Dierks Bentley has a knack for choosing just the right party songs – propulsive, hands-in-the-air jams that are all but irresistible whether on the radio or on the stage. Perhaps surprisingly, the singer-songwriter considers his latest single, the empowering "Woman, Amen," to be cut from that same cloth.

"It's a really great love song, but it also feels like a party for me," he tells Rolling Stone Country of the track that announces his upcoming album The Mountain. "I have party songs like '5-1-5-0' and 'Am I the Only One,' but you can get to that same destination in a different way, like with this song. It still gets to the party, it just takes a different route to get there."

Some might say it's a more thoughtful route. Written by Bentley with Josh Kear and Ross Copperman, "Woman, Amen" was inspired by the men's strong relationships with their wives. But the song is also an acknowledgement of the slowly evolving way that women are presented in country music.

"We went through such a long period of time where it was just booty-shaker songs, and now we've had our own little version of Hollywood here, I think," says Copperman, who took a wobbly first step in righting the ship by co-writing Keith Urban's "Female."

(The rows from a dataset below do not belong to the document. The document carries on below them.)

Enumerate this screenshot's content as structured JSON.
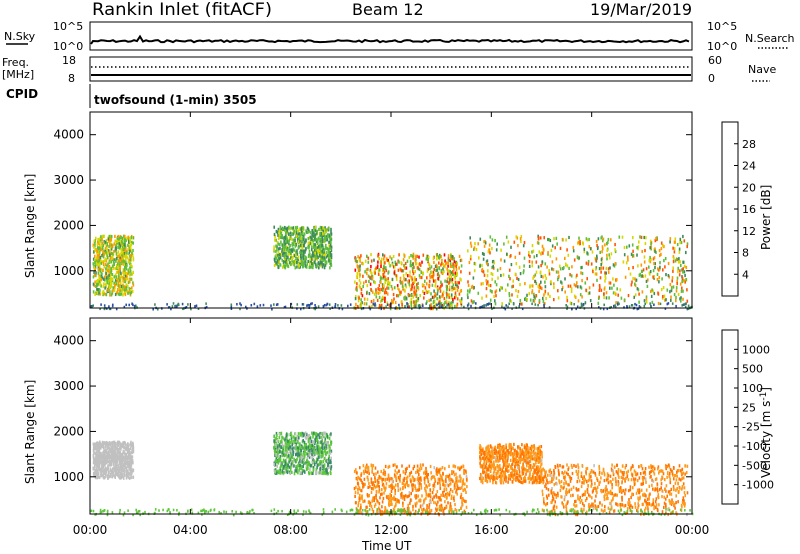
{
  "header": {
    "site": "Rankin Inlet (fitACF)",
    "beam": "Beam 12",
    "date": "19/Mar/2019"
  },
  "noise_panel": {
    "left_label": "N.Sky",
    "right_label": "N.Search",
    "left_ticks": [
      "10^5",
      "10^0"
    ],
    "right_ticks": [
      "10^5",
      "10^0"
    ]
  },
  "freq_panel": {
    "left_label_1": "Freq.",
    "left_label_2": "[MHz]",
    "right_label": "Nave",
    "left_ticks": [
      "18",
      "8"
    ],
    "right_ticks": [
      "60",
      "0"
    ]
  },
  "cpid": {
    "label": "CPID",
    "program": "twofsound (1-min) 3505"
  },
  "axes": {
    "ylabel": "Slant Range [km]",
    "xlabel": "Time UT",
    "yticks": [
      "1000",
      "2000",
      "3000",
      "4000"
    ],
    "xticks": [
      "00:00",
      "04:00",
      "08:00",
      "12:00",
      "16:00",
      "20:00",
      "00:00"
    ]
  },
  "colorbars": {
    "power": {
      "label": "Power [dB]",
      "ticks": [
        "4",
        "8",
        "12",
        "16",
        "20",
        "24",
        "28"
      ],
      "colors": [
        "#0000ff",
        "#2a4fa8",
        "#3d8a5a",
        "#5fbf3a",
        "#d8d800",
        "#ff9900",
        "#ff5500",
        "#ff0000"
      ]
    },
    "velocity": {
      "label": "Velocity [m s",
      "label_exp": "-1",
      "label_close": "]",
      "ticks": [
        "1000",
        "500",
        "100",
        "25",
        "-25",
        "-100",
        "-500",
        "-1000"
      ],
      "colors": [
        "#1a2fd0",
        "#2a56a8",
        "#3a8a6a",
        "#5cc83a",
        "#c0c0c0",
        "#ff9b1a",
        "#ff7300",
        "#ff4400",
        "#ff0000"
      ]
    }
  },
  "chart_data": [
    {
      "type": "heatmap",
      "title": "Power",
      "xlabel": "Time UT",
      "ylabel": "Slant Range [km]",
      "xlim": [
        "00:00",
        "24:00"
      ],
      "ylim": [
        180,
        4500
      ],
      "colorbar": "Power [dB]",
      "value_range": [
        3,
        30
      ],
      "series": [
        {
          "x": [
            0.1,
            1.7
          ],
          "y": [
            500,
            1800
          ],
          "values": [
            12,
            22
          ]
        },
        {
          "x": [
            7.3,
            9.6
          ],
          "y": [
            1100,
            2000
          ],
          "values": [
            10,
            18
          ]
        },
        {
          "x": [
            10.5,
            14.8
          ],
          "y": [
            200,
            1400
          ],
          "values": [
            12,
            28
          ]
        },
        {
          "x": [
            15.0,
            23.8
          ],
          "y": [
            300,
            1800
          ],
          "values": [
            10,
            26
          ]
        }
      ]
    },
    {
      "type": "heatmap",
      "title": "Velocity",
      "xlabel": "Time UT",
      "ylabel": "Slant Range [km]",
      "xlim": [
        "00:00",
        "24:00"
      ],
      "ylim": [
        180,
        4500
      ],
      "colorbar": "Velocity [m s-1]",
      "value_range": [
        -1000,
        1000
      ],
      "series": [
        {
          "x": [
            0.1,
            1.7
          ],
          "y": [
            1000,
            1800
          ],
          "values": [
            -100,
            100
          ]
        },
        {
          "x": [
            7.3,
            9.6
          ],
          "y": [
            1100,
            2000
          ],
          "values": [
            25,
            500
          ]
        },
        {
          "x": [
            10.5,
            15.0
          ],
          "y": [
            200,
            1300
          ],
          "values": [
            -500,
            -100
          ]
        },
        {
          "x": [
            15.5,
            18.0
          ],
          "y": [
            900,
            1750
          ],
          "values": [
            -500,
            -100
          ]
        },
        {
          "x": [
            18.0,
            23.8
          ],
          "y": [
            200,
            1300
          ],
          "values": [
            -500,
            -100
          ]
        }
      ]
    }
  ]
}
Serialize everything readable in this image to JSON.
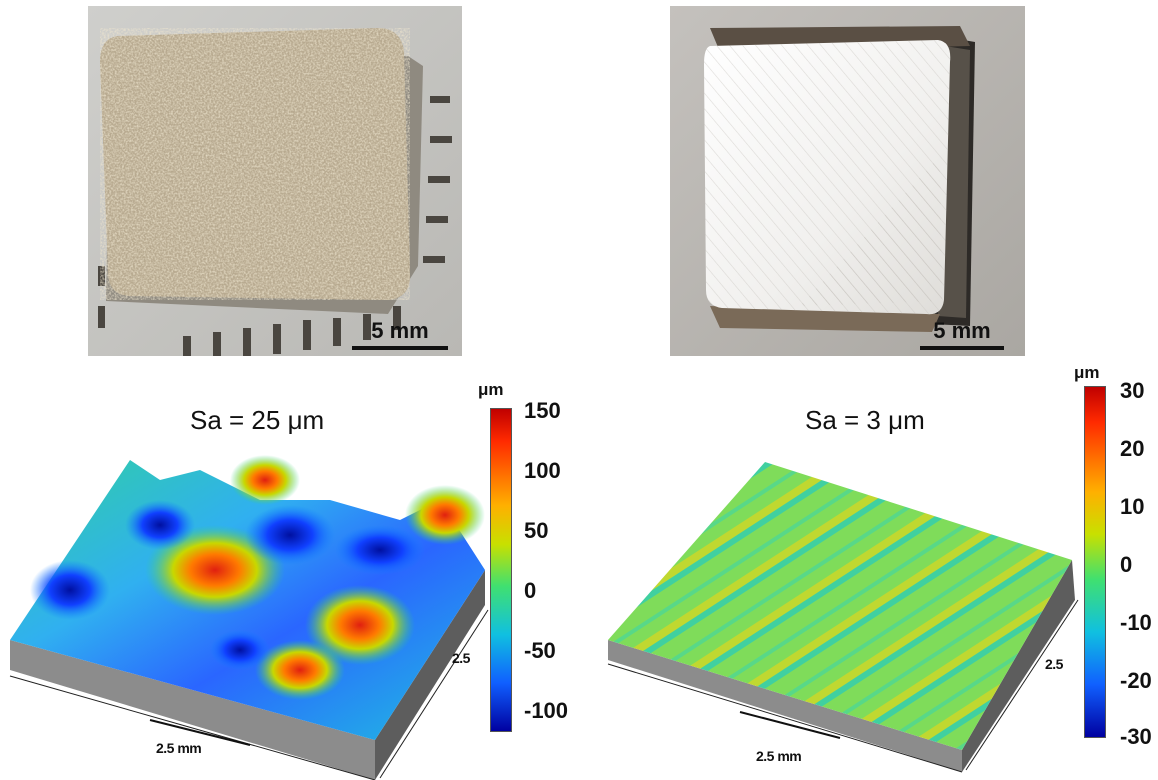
{
  "panels": [
    {
      "scale_label": "5 mm",
      "sa_label": "Sa = 25 μm",
      "colorbar": {
        "unit": "μm",
        "ticks": [
          "150",
          "100",
          "50",
          "0",
          "-50",
          "-100"
        ]
      },
      "axis_x_label": "2.5 mm",
      "axis_y_label": "2.5"
    },
    {
      "scale_label": "5 mm",
      "sa_label": "Sa = 3 μm",
      "colorbar": {
        "unit": "μm",
        "ticks": [
          "30",
          "20",
          "10",
          "0",
          "-10",
          "-20",
          "-30"
        ]
      },
      "axis_x_label": "2.5 mm",
      "axis_y_label": "2.5"
    }
  ],
  "colors": {
    "colormap_jet": [
      "#a50000",
      "#ff2a00",
      "#ffb000",
      "#c8e000",
      "#40e070",
      "#10c0e0",
      "#1060ff",
      "#0000a0"
    ]
  }
}
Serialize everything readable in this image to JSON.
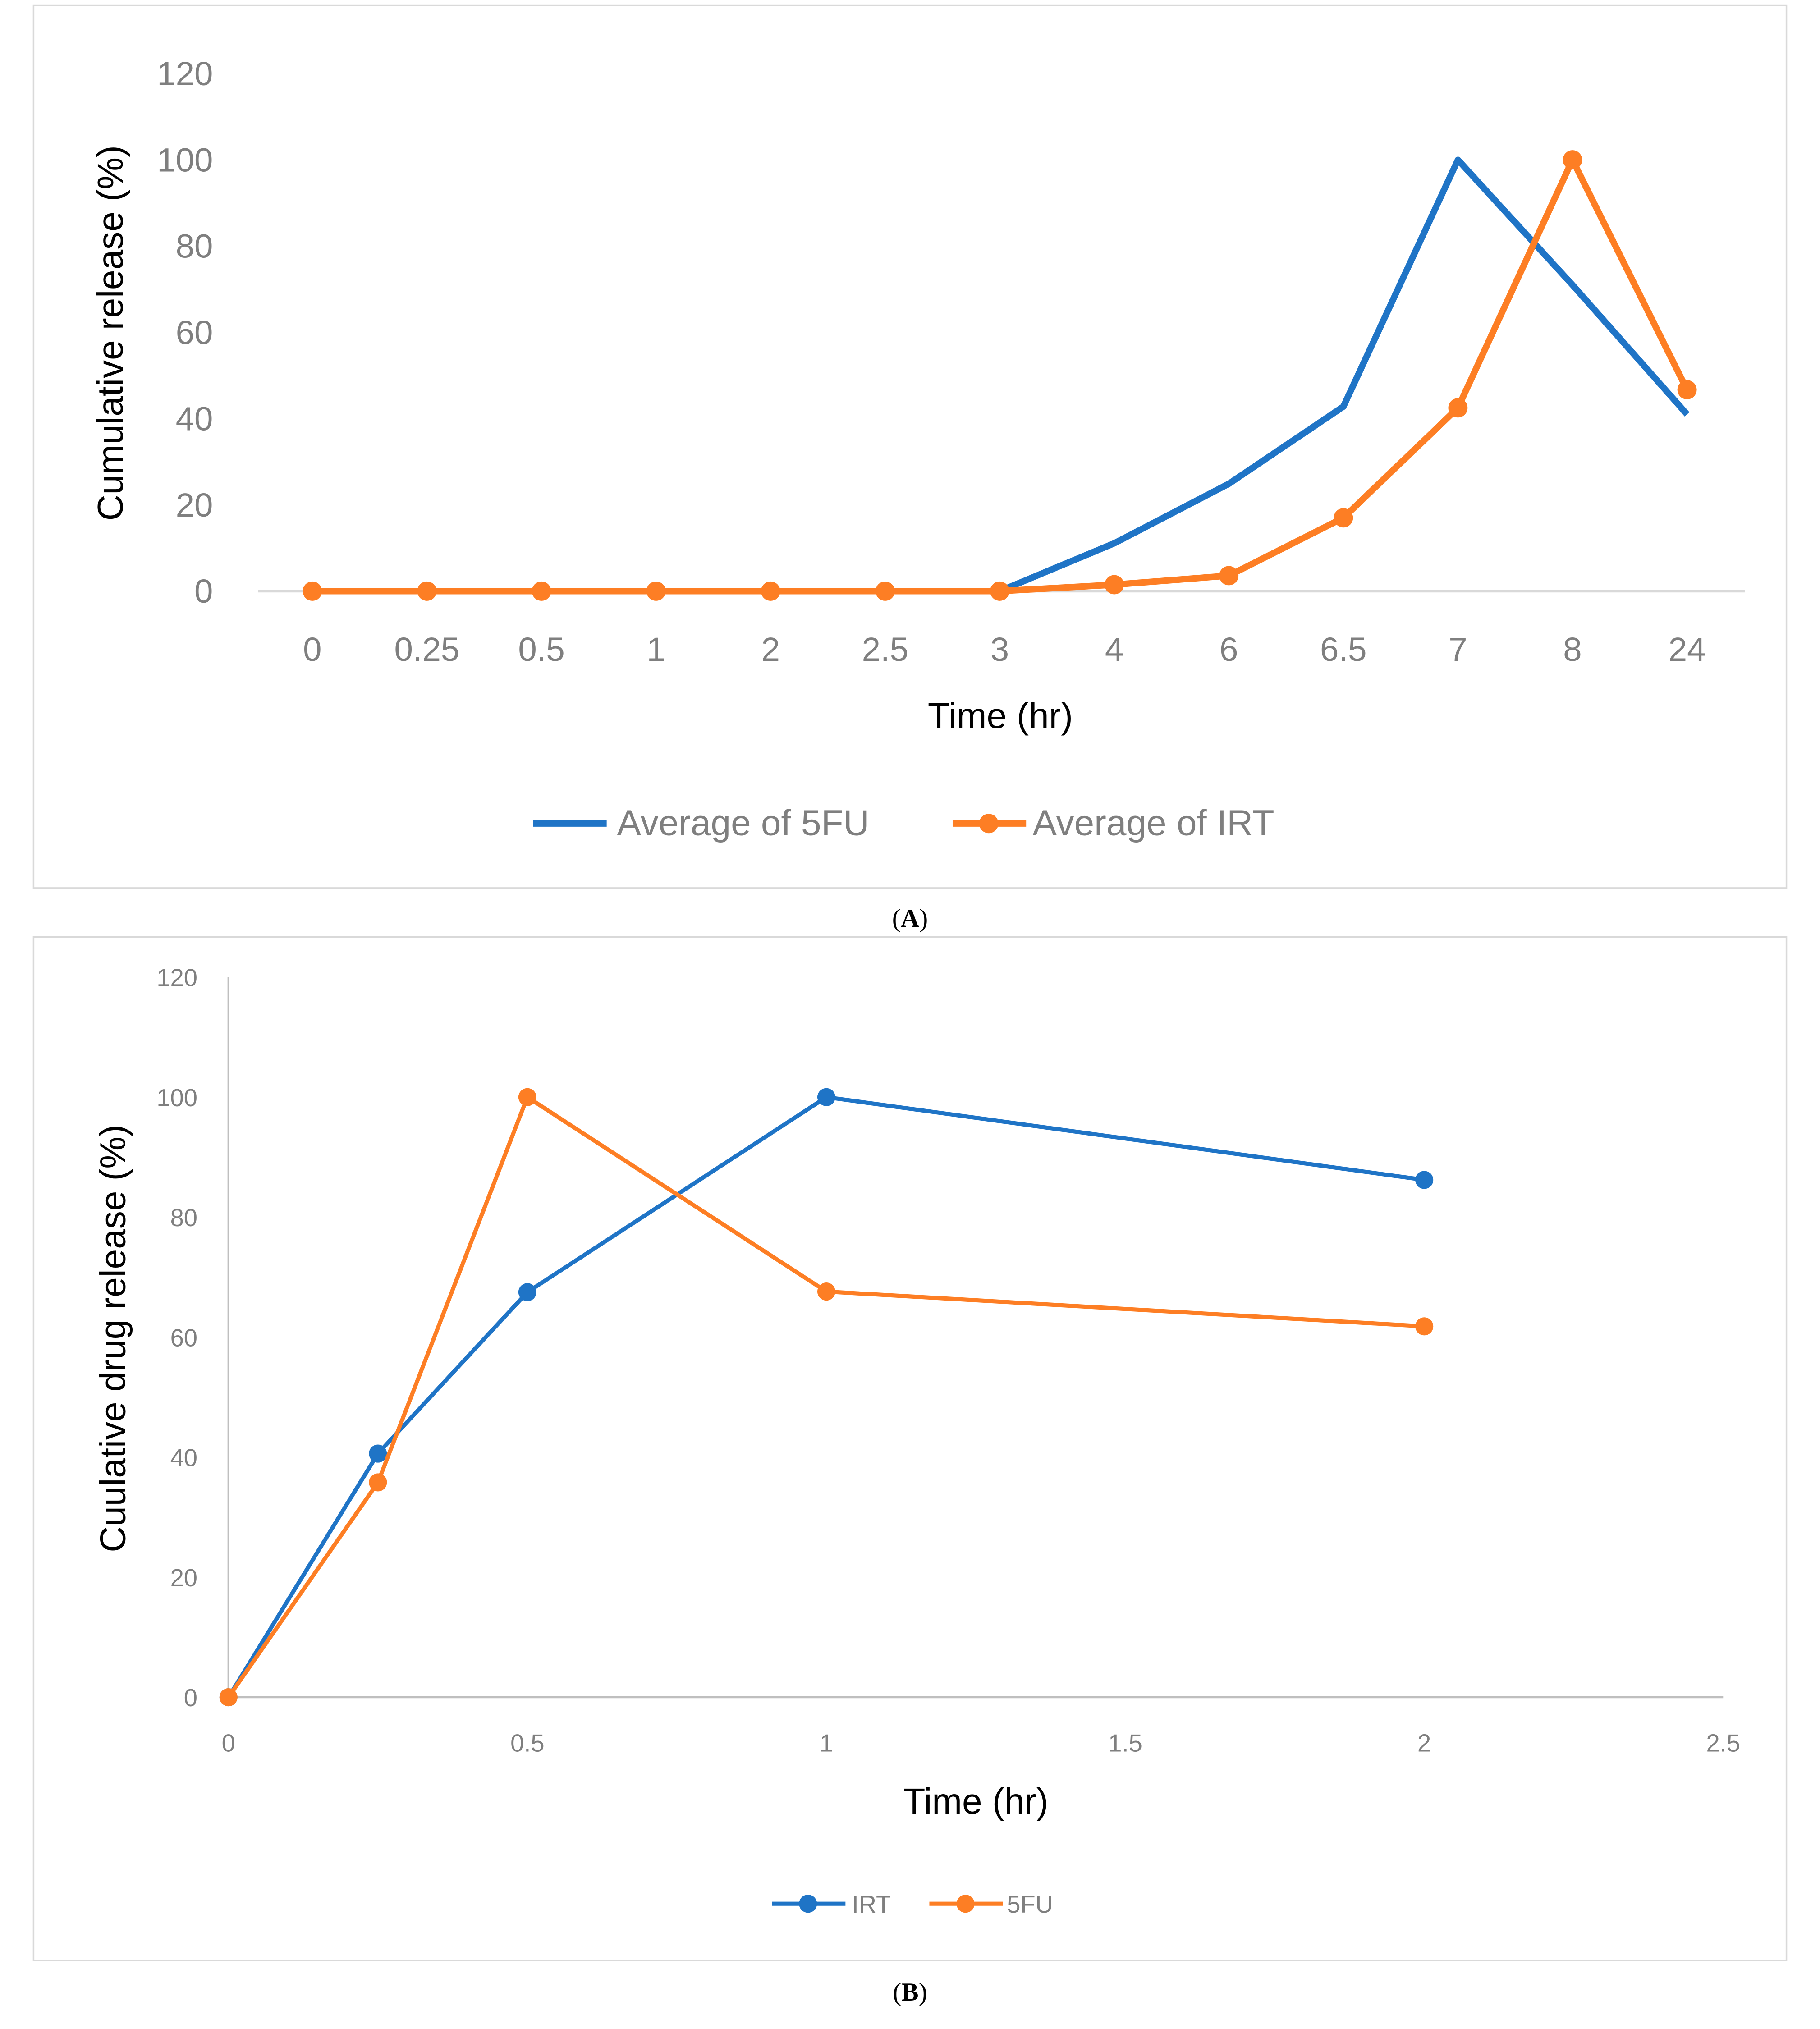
{
  "chart_data": [
    {
      "type": "line",
      "panel_label": "(A)",
      "caption_letter": "A",
      "xlabel": "Time (hr)",
      "ylabel": "Cumulative release (%)",
      "categories": [
        "0",
        "0.25",
        "0.5",
        "1",
        "2",
        "2.5",
        "3",
        "4",
        "6",
        "6.5",
        "7",
        "8",
        "24"
      ],
      "ylim": [
        0,
        120
      ],
      "yticks": [
        0,
        20,
        40,
        60,
        80,
        100,
        120
      ],
      "grid": false,
      "legend_position": "bottom",
      "series": [
        {
          "name": "Average of 5FU",
          "color": "#1f74c6",
          "markers": false,
          "values": [
            0,
            0,
            0,
            0,
            0,
            0,
            0,
            11.1,
            24.9,
            42.8,
            100,
            71,
            41
          ]
        },
        {
          "name": "Average of IRT",
          "color": "#fd7e24",
          "markers": true,
          "values": [
            0,
            0,
            0,
            0,
            0,
            0,
            0,
            1.5,
            3.6,
            17,
            42.5,
            100,
            46.7
          ]
        }
      ]
    },
    {
      "type": "line",
      "panel_label": "(B)",
      "caption_letter": "B",
      "xlabel": "Time (hr)",
      "ylabel": "Cuulative drug release (%)",
      "xlim": [
        0,
        2.5
      ],
      "xticks": [
        0,
        0.5,
        1,
        1.5,
        2,
        2.5
      ],
      "ylim": [
        0,
        120
      ],
      "yticks": [
        0,
        20,
        40,
        60,
        80,
        100,
        120
      ],
      "grid": false,
      "legend_position": "bottom",
      "x": [
        0,
        0.25,
        0.5,
        1,
        2
      ],
      "series": [
        {
          "name": "IRT",
          "color": "#1f74c6",
          "markers": true,
          "values": [
            0,
            40.6,
            67.5,
            100,
            86.2
          ]
        },
        {
          "name": "5FU",
          "color": "#fd7e24",
          "markers": true,
          "values": [
            0,
            35.8,
            100,
            67.6,
            61.8
          ]
        }
      ]
    }
  ]
}
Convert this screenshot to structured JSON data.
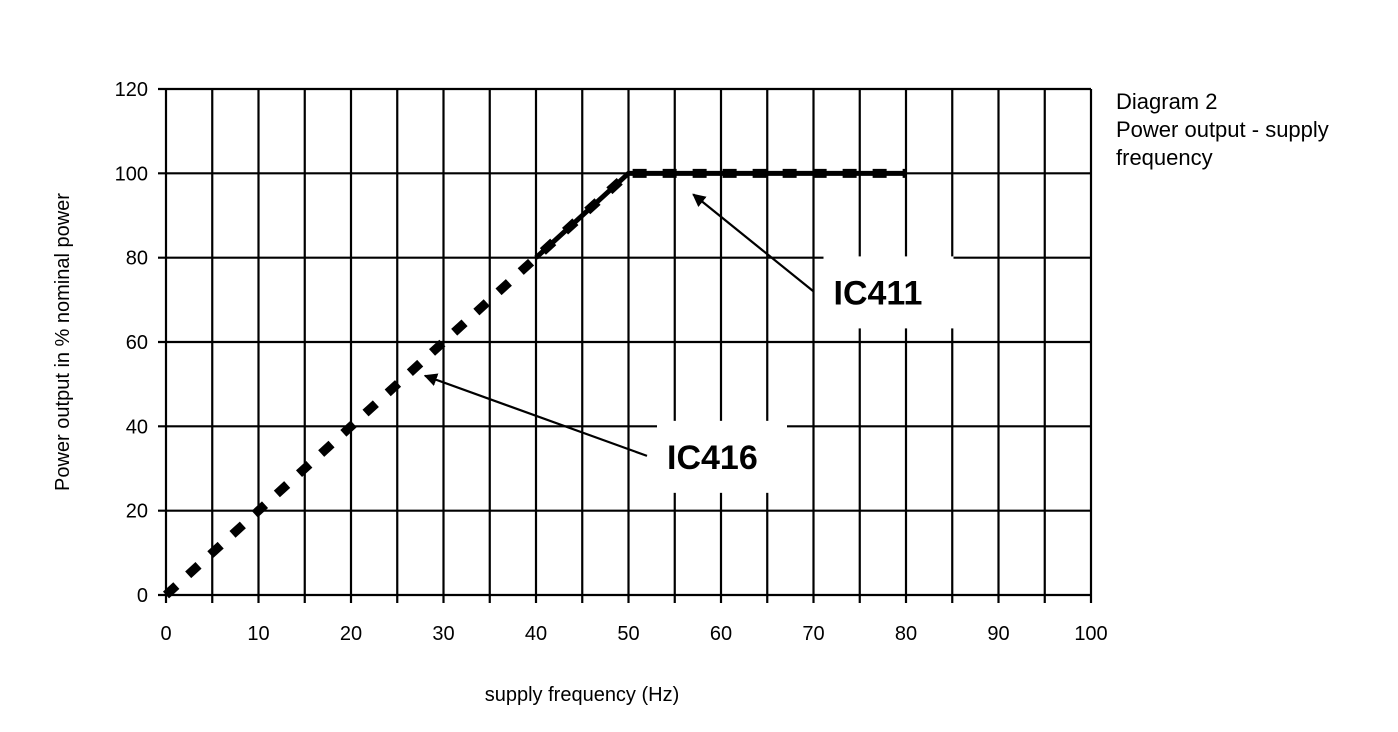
{
  "caption": {
    "line1": "Diagram 2",
    "line2": "Power output - supply",
    "line3": "frequency"
  },
  "chart_data": {
    "type": "line",
    "xlabel": "supply frequency (Hz)",
    "ylabel": "Power output in % nominal power",
    "xlim": [
      0,
      100
    ],
    "ylim": [
      0,
      120
    ],
    "x_ticks": [
      "0",
      "10",
      "20",
      "30",
      "40",
      "50",
      "60",
      "70",
      "80",
      "90",
      "100"
    ],
    "y_ticks": [
      "0",
      "20",
      "40",
      "60",
      "80",
      "100",
      "120"
    ],
    "x_grid_step": 5,
    "y_grid_step": 20,
    "grid": true,
    "series": [
      {
        "name": "IC416",
        "style": "dashed",
        "x": [
          0,
          50,
          80
        ],
        "y": [
          0,
          100,
          100
        ]
      },
      {
        "name": "IC411",
        "style": "solid",
        "x": [
          40,
          50,
          80
        ],
        "y": [
          80,
          100,
          100
        ]
      }
    ],
    "annotations": [
      {
        "text": "IC411",
        "points_to": {
          "x": 57,
          "y": 95
        },
        "from": {
          "x": 70,
          "y": 72
        }
      },
      {
        "text": "IC416",
        "points_to": {
          "x": 28,
          "y": 52
        },
        "from": {
          "x": 52,
          "y": 33
        }
      }
    ]
  }
}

Kear, who most recently had a hand in Luke Bryan's hopeful new single "Most People Are Good," echoes Bentley's idea that "Woman, Amen" can be interpreted as a party song with a message. Its Imagine Dragons drums and huge "whoa whoa" refrain pop the cork, but the more somber lyrics take pains to praise women, especially the one who saved Bentley's "drifter's heart."

"In the context of historical country music, there has always been room for party songs. It's not like they suddenly became something you should steer away from," says Kear of today's songwriting trends. "Wanting to have a good time with a woman in a song or in real life has never been a bad thing. The way you talk about it might be shifting, and that is probably long overdue. If part of what is happening in our country as a whole is finding its way into the way songwriters lyrically approach the presentation of the message, great. That's going to be a good thing for everyone involved. It's going to make men more respectful. It's going to make women feel less objectified."


Recorded in Telluride, Colorado, The Mountain, according to Bentley, mixes elements of his last album, the slick Black, with his 2010 bluegrass departure Up on the Ridge. While a track list has yet to be announced for the LP, due later this year, Bentley rattles off a number of highlights: "Living," about the difference between being alive and actually living life; the story of perseverance "Can't Bring Me Down"; and the introspective "Burning Man," which he's already been performing live.

"There are a lot of songs about hope and gratitude and feeling alive and feeling good," Bentley says, circling back to "Woman, Amen." It celebrates "that person in your life, who grows with you, and grounds you but also allows you to continue to grow. I feel like it's a good place to start off from before you jump into all these other themes. Where does that gratitude come from? For me it all starts at home."